When we display the data distribution in a standardized way using 5 summary – minimum, Q1 (First Quartile), median, Q3(third Quartile), and maximum), it is called as Box plot. It helps to find out how much is the data values vary or spread out with the help of graph. As we need more information than just knowing the measures of central tendency, this is where the box plot helps. This also takes less space. It is also a type of graphical representation of data.
It is used to know
- the outliers and its values.
- Symmetry of Data
- Tight grouping of data
- Data Skewness -if and how
Important Terms of Box Plots
- Median – The mid-value(Vertical line inside the box)
- First quartile – the mid-value between the lowest number and median.(Upper Quartile)
- Third Quartile – the mid-value between the median and the largest value. (Lower Quartile)
- Interquartile range – Range between 25th percentile to 75th percentile
- Whiskers – The 2 lines extending to highest and lowest observations outside the box
- Maximum – Third Quartile + 1.5 * (Interquartile range)
- Minimum – First quartile – 1.5 * (Interquartile range)
Box and Whisker Plot
The method to summarize a set of data which is measured using an interval scale is called a box and whisker plot. These are maximum used for data analysis. We use these types of graphs or graphical representation to know:
- Distribution Shape
- Central Value of it
- Variability of it
A box and whisker plot (boxplot) is a chart that shows data from a five-number summary. It does not show the distribution in particular as much as a stem and leaf plot or histogram does. But it is primarily used to indicate a distribution is skewed or not and if there are potential unusual observations (also called outliers) present in the data set. Boxplots are also very beneficial when large numbers of data set are involved or compared.
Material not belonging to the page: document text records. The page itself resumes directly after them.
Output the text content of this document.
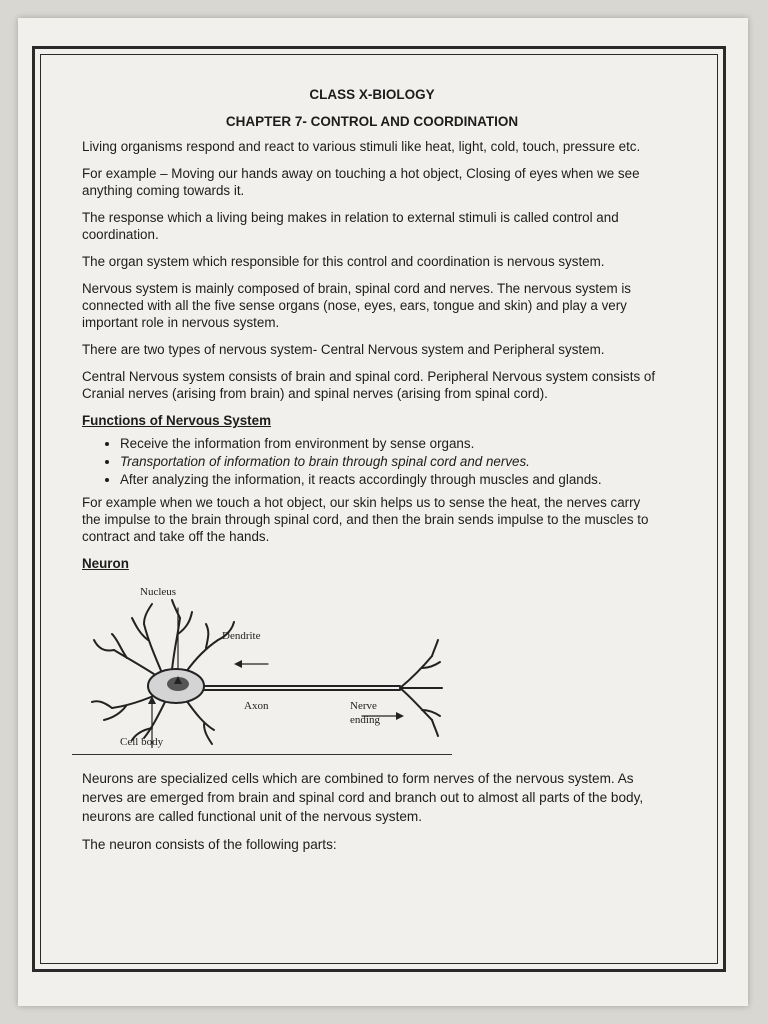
CLASS X-BIOLOGY
CHAPTER 7- CONTROL AND COORDINATION

Living organisms respond and react to various stimuli like heat, light, cold, touch, pressure etc.

For example – Moving our hands away on touching a hot object, Closing of eyes when we see anything coming towards it.

The response which a living being makes in relation to external stimuli is called control and coordination.

The organ system which responsible for this control and coordination is nervous system.

Nervous system is mainly composed of brain, spinal cord and nerves. The nervous system is connected with all the five sense organs (nose, eyes, ears, tongue and skin) and play a very important role in nervous system.

There are two types of nervous system- Central Nervous system and Peripheral system.

Central Nervous system consists of brain and spinal cord. Peripheral Nervous system consists of Cranial nerves (arising from brain) and spinal nerves (arising from spinal cord).

Functions of Nervous System
• Receive the information from environment by sense organs.
• Transportation of information to brain through spinal cord and nerves.
• After analyzing the information, it reacts accordingly through muscles and glands.

For example when we touch a hot object, our skin helps us to sense the heat, the nerves carry the impulse to the brain through spinal cord, and then the brain sends impulse to the muscles to contract and take off the hands.

Neuron
Nucleus
Dendrite
Axon	Nerve
ending
Cell body

Neurons are specialized cells which are combined to form nerves of the nervous system. As nerves are emerged from brain and spinal cord and branch out to almost all parts of the body, neurons are called functional unit of the nervous system.

The neuron consists of the following parts:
Since, the centre, spread and overall range are immediately apparent, using these boxplots the distributions can be compared easily.
A box and whisker plot is a method of compiling a set of data mapped on an interval scale. It is also used for descriptive data analysis. The graph plotted here is used to show the shape of the distribution, its central value, and its variability.
Box and Whisker Plot Chart
In a box and whisker plot:
- the ends of the box are the upper and lower quartiles so that the box crosses the interquartile range
- a vertical line inside the box marks the median
- the two lines outside the box are the whiskers extending to the highest and lowest observations.